The recommendations below come from established work in the wavelet-denoising literature and from inst/notes/02-adaptive-thresholding.md. They have empirical support in their original sources; the package’s current benchmark, however, fixes window_size = 255 and update_freq = 1 and so has not independently re-confirmed them on rLifting’s specific code paths. Treat them as well-established defaults whose translation to a particular workflow may benefit from a quick local check before being relied on.

Situation Recommendation
Memory/latency budget is the bottleneck smaller window_size (63–127); accept a noisier \(\hat{\sigma}\)
Quality is the bottleneck, memory is not larger window_size (511+); longer warm-up but more stable thresholds
Stationary noise, want lower CPU update_freq = 10–50
Highly non-stationary noise (bursts) update_freq = 1
Causal denoising on irregular grids denoise_signal_causal(x, scheme, t = t_phys, ...) accepts t the same way as offline

For the broader empirical context — mode-by-mode wavelet comparisons, regular- and irregular-grid results, and package-against-package benchmarks — see vignette("v07-benchmarks") and the practical guidance in vignette("v01-introduction") §3. For the threshold subsystem covered briefly in §4 here, see vignette("v02-thresholding-and-tuning"). The operational reference for the adaptive threshold (formulas for \(\hat{\sigma}\), \(\lambda_k\), the four shrinkages, and the engine’s update protocol) is inst/notes/02-adaptive-thresholding.md.

References

Donoho, D. L., & Johnstone, I. M. (1994). Ideal spatial adaptation by wavelet shrinkage. Biometrika, 81(3), 425–455.

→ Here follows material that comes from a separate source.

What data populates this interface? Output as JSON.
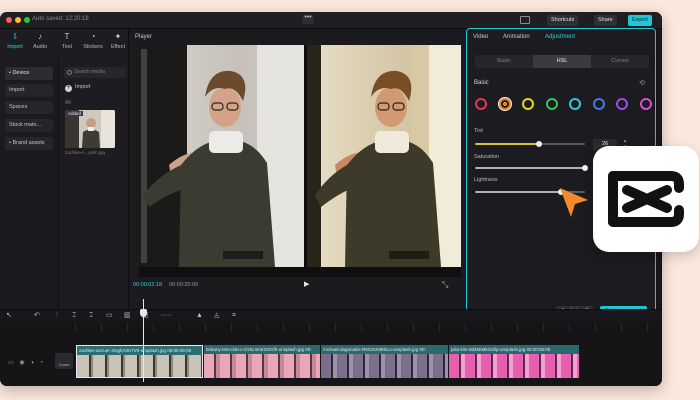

Liu, Z., Mi, Y., & Mao, Y. (2014). Improved real-time denoising method based on lifting wavelet transform. Measurement Science Review, 14(3), 152–159. DOI: 10.2478/msr-2014-0020.

Sweldens, W. (1996). The lifting scheme: A custom-design construction of biorthogonal wavelets. Applied and Computational Harmonic Analysis, 3(2), 186–200.